Nous sommes aussi des entrepreneurs… locaux. Il y a une trentaine de personnes qui nous aide, notamment pour la ferme. Ici, nous travaillons avec Live Nation, mais ne sommes pas financés par eux ! J’insiste sur la nuance, parce que nous ne voulons toujours pas signer sur une major, ni rentrer dans ce système… Mais on est pour la mixité culturelle. Nous avons deux cultures : celle gasconne et celle mondiale. Les différents points de vue doivent pouvoir s’exprimer... Cela donne des échanges fantastiques. La culture est un ambassadeur formidable ! Ce n’est pas, non, parler une autre langue dans le but d’exclure. Ce doit être un passeport, à l’image de la nourriture.
Particulièrement riche dans le Sud-Ouest…
Le foie était donné aux riches… Quand on n’avait que ça pendant plusieurs mois, il fallait bien trouver comment l’accommoder ! Au moins, dans Les Landes, nous avons des plats à trois goûts, avec beaucoup de recherche sur l’aigre-doux. Notre producteur japonais (Ndlr : également programmateur du Fuji Rock à Yuzawa) prend trois kilos à chaque fois qu’il vient nous voir ! Je considère, de toute façon, qu’il n’existe pas de grands cuisiniers, seulement de grands produits devant lesquels se mettre en retrait…
N’avez-vous jamais envisagé de donner des conférences sur votre modèle ? Ou un restaurant ?
Notre documentaire Rockfamers, sorti l’année dernière, est assez explicite. Et puis, on ne veut pas donner de leçons. Faire du didactique, ce serait pratiquer tout ce que l’on dénonce. Quant au restaurant, ce serait envisager notre production sur un mode consumériste. L’agriculture, c’est surtout du bon sens… Nous, on préfère jouer – comme nous l’avons fait cette semaine – dans un hôpital de jour. Ça nous ressemble. Oui, on a fait Maths sup / Maths spé, mais si on nous appelle, c’est parce que les gens savent ce que nous sommes.
Quel est le secret du bonheur, alors ?
Le lâcher-prise ! Le problème, ce sont les idéologies. Les décroissants, ceux qui considèrent que les dysfonctionnements économiques, l’aliénation au travail et la pollution sont les résultantes du processus d’industrialisation, ont raison : il faut revenir à la terre. Dans 10-15 ans, il n’y aura plus de produits artisanaux… Aujourd’hui, 60% des fermes gasconnes vendent en direct… De là à supprimer toutes les technologies ? Non.
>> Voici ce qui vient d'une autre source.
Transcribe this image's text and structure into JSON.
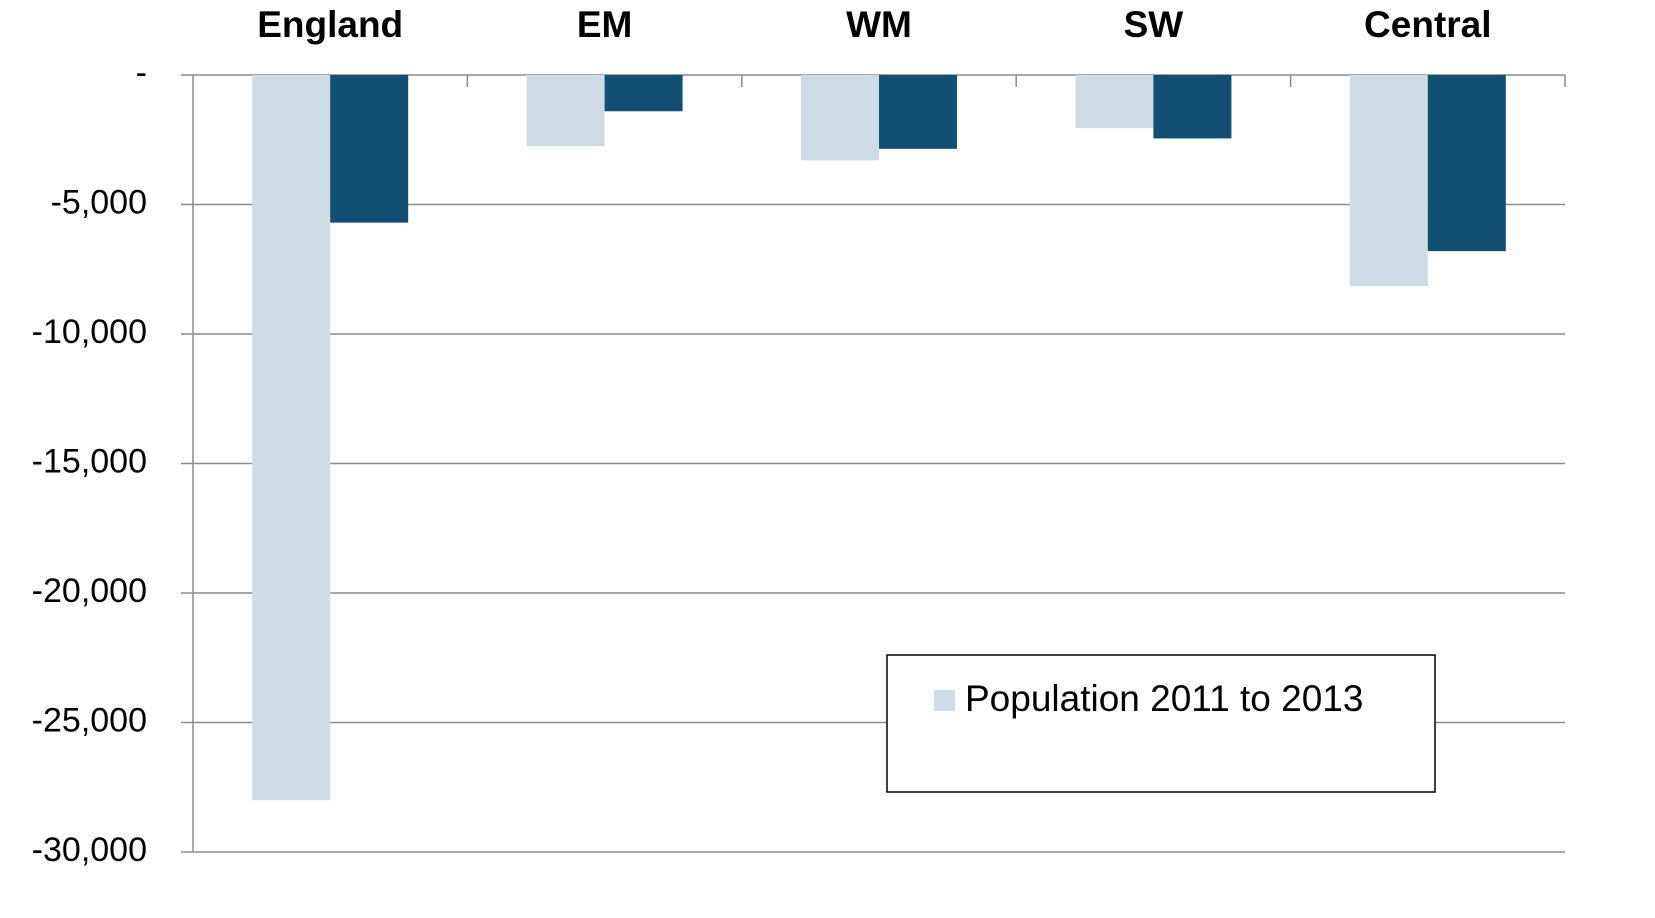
{
  "chart_data": {
    "type": "bar",
    "categories": [
      "England",
      "EM",
      "WM",
      "SW",
      "Central"
    ],
    "series": [
      {
        "name": "Population 2011 to 2013",
        "color": "#d0dce5",
        "values": [
          -28000,
          -2750,
          -3300,
          -2050,
          -8150
        ]
      },
      {
        "color": "#124f73",
        "values": [
          -5700,
          -1400,
          -2850,
          -2450,
          -6800
        ]
      }
    ],
    "ylim": [
      -30000,
      0
    ],
    "yticks": [
      {
        "value": 0,
        "label": "-"
      },
      {
        "value": -5000,
        "label": "-5,000"
      },
      {
        "value": -10000,
        "label": "-10,000"
      },
      {
        "value": -15000,
        "label": "-15,000"
      },
      {
        "value": -20000,
        "label": "-20,000"
      },
      {
        "value": -25000,
        "label": "-25,000"
      },
      {
        "value": -30000,
        "label": "-30,000"
      }
    ],
    "grid": true
  }
}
Nous, on est dans le rationnel. On désherbe, oui. Un petit peu… Il faut trouver un équilibre, de la simplicité. Dans le documentaire, il y a Daniel qui citait Deleuze en expliquant qu’il y a besoin de cathédrales et de chapelles. Nous ne sommes donc pas des « alterno », mais bien des indépendants !
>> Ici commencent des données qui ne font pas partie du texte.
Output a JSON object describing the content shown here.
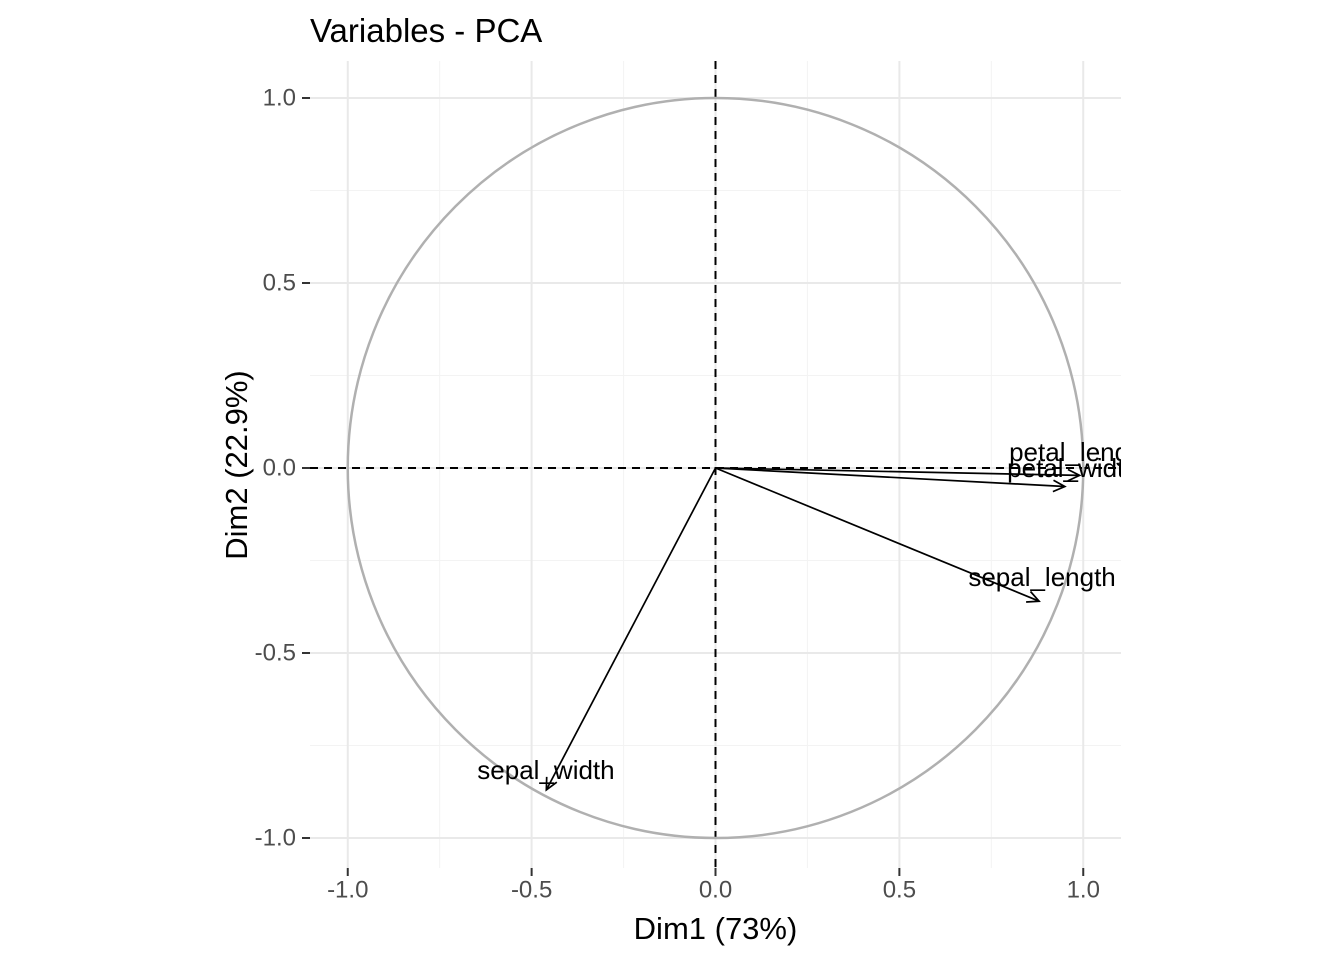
{
  "title": "Variables - PCA",
  "colors": {
    "background": "#ffffff",
    "grid_major": "#e9e9e9",
    "grid_minor": "#f3f3f3",
    "circle": "#b0b0b0",
    "axis_tick": "#333333",
    "axis_text": "#4d4d4d",
    "zero_line": "#000000",
    "arrow": "#000000",
    "label": "#000000",
    "title_text": "#000000"
  },
  "chart_data": {
    "type": "scatter",
    "subtype": "pca-variable-correlation-circle",
    "title": "Variables - PCA",
    "xlabel": "Dim1 (73%)",
    "ylabel": "Dim2 (22.9%)",
    "xlim": [
      -1.1,
      1.1
    ],
    "ylim": [
      -1.08,
      1.1
    ],
    "grid": "major+minor",
    "legend": false,
    "unit_circle_radius": 1,
    "zero_lines": "dashed at x=0 and y=0",
    "x_ticks": {
      "values": [
        -1.0,
        -0.5,
        0.0,
        0.5,
        1.0
      ],
      "labels": [
        "-1.0",
        "-0.5",
        "0.0",
        "0.5",
        "1.0"
      ]
    },
    "y_ticks": {
      "values": [
        -1.0,
        -0.5,
        0.0,
        0.5,
        1.0
      ],
      "labels": [
        "-1.0",
        "-0.5",
        "0.0",
        "0.5",
        "1.0"
      ]
    },
    "x_minor": [
      -0.75,
      -0.25,
      0.25,
      0.75
    ],
    "y_minor": [
      -0.75,
      -0.25,
      0.25,
      0.75
    ],
    "variables": [
      {
        "name": "petal_length",
        "x": 0.99,
        "y": -0.02,
        "label_x": 0.991,
        "label_y": 0.043
      },
      {
        "name": "petal_width",
        "x": 0.95,
        "y": -0.05,
        "label_x": 0.972,
        "label_y": 0.0
      },
      {
        "name": "sepal_length",
        "x": 0.88,
        "y": -0.36,
        "label_x": 0.888,
        "label_y": -0.295
      },
      {
        "name": "sepal_width",
        "x": -0.46,
        "y": -0.87,
        "label_x": -0.461,
        "label_y": -0.816
      }
    ]
  }
}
Que mangez-vous lors de déplacements ?
On demande par exemple des produits locaux auprès de maraîchers locaux (et non des supermarchés). Sinon, des pâtes, c’est très bien aussi, hein... On est souvent choyé !
Avec 44 pays visités en dix ans, quel plat avez-vous justement préféré ?
Sans aucun doute : les ortolans* ! Un plat de chez nous, justement.
> 4e album (2015)
> 3e album (2013)
* La recette de ces petits oiseaux à la provençale est un mets dont Alexandre Dumas donna la recette dans son Grand livre de la cuisine (1873).